Franquin's later period
The 1960s saw a clear evolution in Franquin's style, which grew more loose and intricate. This graphical evolution would continue throughout the next decade. Soon, Franquin was considered an undisputed master of the art form, on par with the likes of Hergé and his influence can be seen in the work of nearly every cartoonist hired by Spirou up until the end of the 1990s. Early comic fanzines from around 1970 featured Franquin's Monsters, individual drawings of imaginary beasts highlighting his graphical craftmanship.
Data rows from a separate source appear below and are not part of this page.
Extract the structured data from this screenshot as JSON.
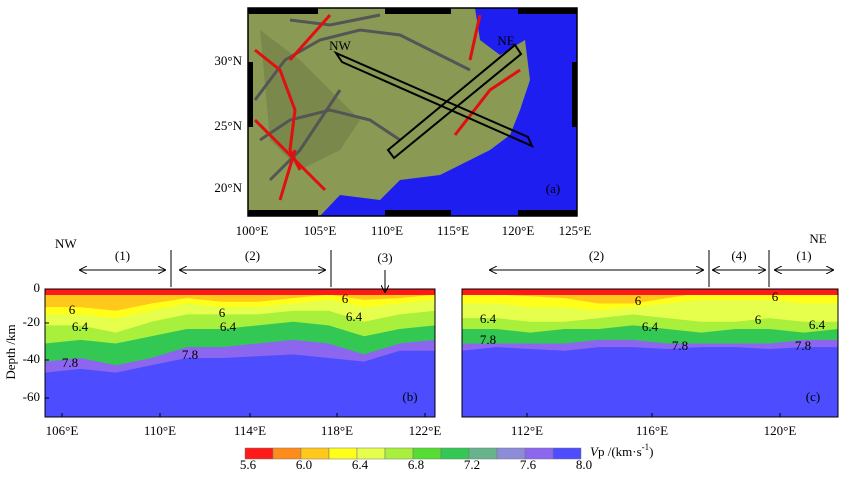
{
  "map": {
    "label": "(a)",
    "profile_ends": [
      "NW",
      "NE"
    ],
    "xticks": [
      "100°E",
      "105°E",
      "110°E",
      "115°E",
      "120°E",
      "125°E"
    ],
    "yticks": [
      "30°N",
      "25°N",
      "20°N"
    ]
  },
  "sections": [
    {
      "label": "(b)",
      "end_label": "NW",
      "ylabel": "Depth /km",
      "yticks": [
        "0",
        "-20",
        "-40",
        "-60"
      ],
      "xticks": [
        "106°E",
        "110°E",
        "114°E",
        "118°E",
        "122°E"
      ],
      "segments": [
        "(1)",
        "(2)",
        "(3)"
      ],
      "contour_labels": [
        "6",
        "6.4",
        "7.8",
        "6",
        "6.4",
        "7.8",
        "6",
        "6.4"
      ]
    },
    {
      "label": "(c)",
      "end_label": "NE",
      "xticks": [
        "112°E",
        "116°E",
        "120°E"
      ],
      "segments": [
        "(2)",
        "(4)",
        "(1)"
      ],
      "contour_labels": [
        "6.4",
        "7.8",
        "6",
        "6.4",
        "7.8",
        "6",
        "6",
        "6.4",
        "7.8"
      ]
    }
  ],
  "colorbar": {
    "label_v": "V",
    "label_rest": "p /(km·s",
    "label_sup": "-1",
    "label_close": ")",
    "ticks": [
      "5.6",
      "6.0",
      "6.4",
      "6.8",
      "7.2",
      "7.6",
      "8.0"
    ],
    "colors": [
      "#ff1a1a",
      "#ff8c1a",
      "#ffc81a",
      "#ffff1a",
      "#e6ff4d",
      "#a8f03c",
      "#55dd33",
      "#33c853",
      "#66b38c",
      "#8c8cd9",
      "#8c66ee",
      "#4d4dff"
    ]
  }
}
The last, and most radical, shift in Franquin's production happened in 1977, when he went through another nervous breakdown and began his Idées Noires strip (lit. "Dark Thoughts"), first for the Spirou supplement, Le Trombone Illustré (with other cartoonists like René Follet) and later for Fluide Glacial. With Idées Noires, Franquin showed the darker, pessimistic side of his nature. In one strip, a pair of flies are seen wandering through a strange landscape, discussing the mistakes of their predecessors. In the final panel, we see the landscape is a city made from human skulls, and one fly responds: "Don't be too hard on them, they did leave us such splendid cities". Drawn entirely in black and white, Idées Noires is much more adult-oriented than Franquin's other works, focusing on themes such as death, war, pollution and capital punishment with a devastatingly sarcastic sense of humour.
Proof of his popular and critical appeal, Franquin was awarded the very first Grand Prix de la ville d'Angoulême in 1974. Many books by Franquin have been published, many of which are considered classics of the genre. They have been translated in many languages. Several books have been written about Franquin, such as Numa Sadoul's Et Franquin créa la gaffe, an exhaustive interview with the artist covering his entire career.
Franquin's death in 1997 in Saint-Laurent-du-Var didn't quite elicit the kind of worldwide posthumous homage Hergé received. However, 2004 saw the first major museum retrospective of his work, an exhibit called "Le monde de Franquin"', in Paris' Cité des Sciences et de l'Industrie this exhibition was continued in 2006 in the city where he was born, Brussels, the latter was fully bilingual (French/Dutch). In 2005, a Walloon survey elected him as the "16th greatest Belgian ever".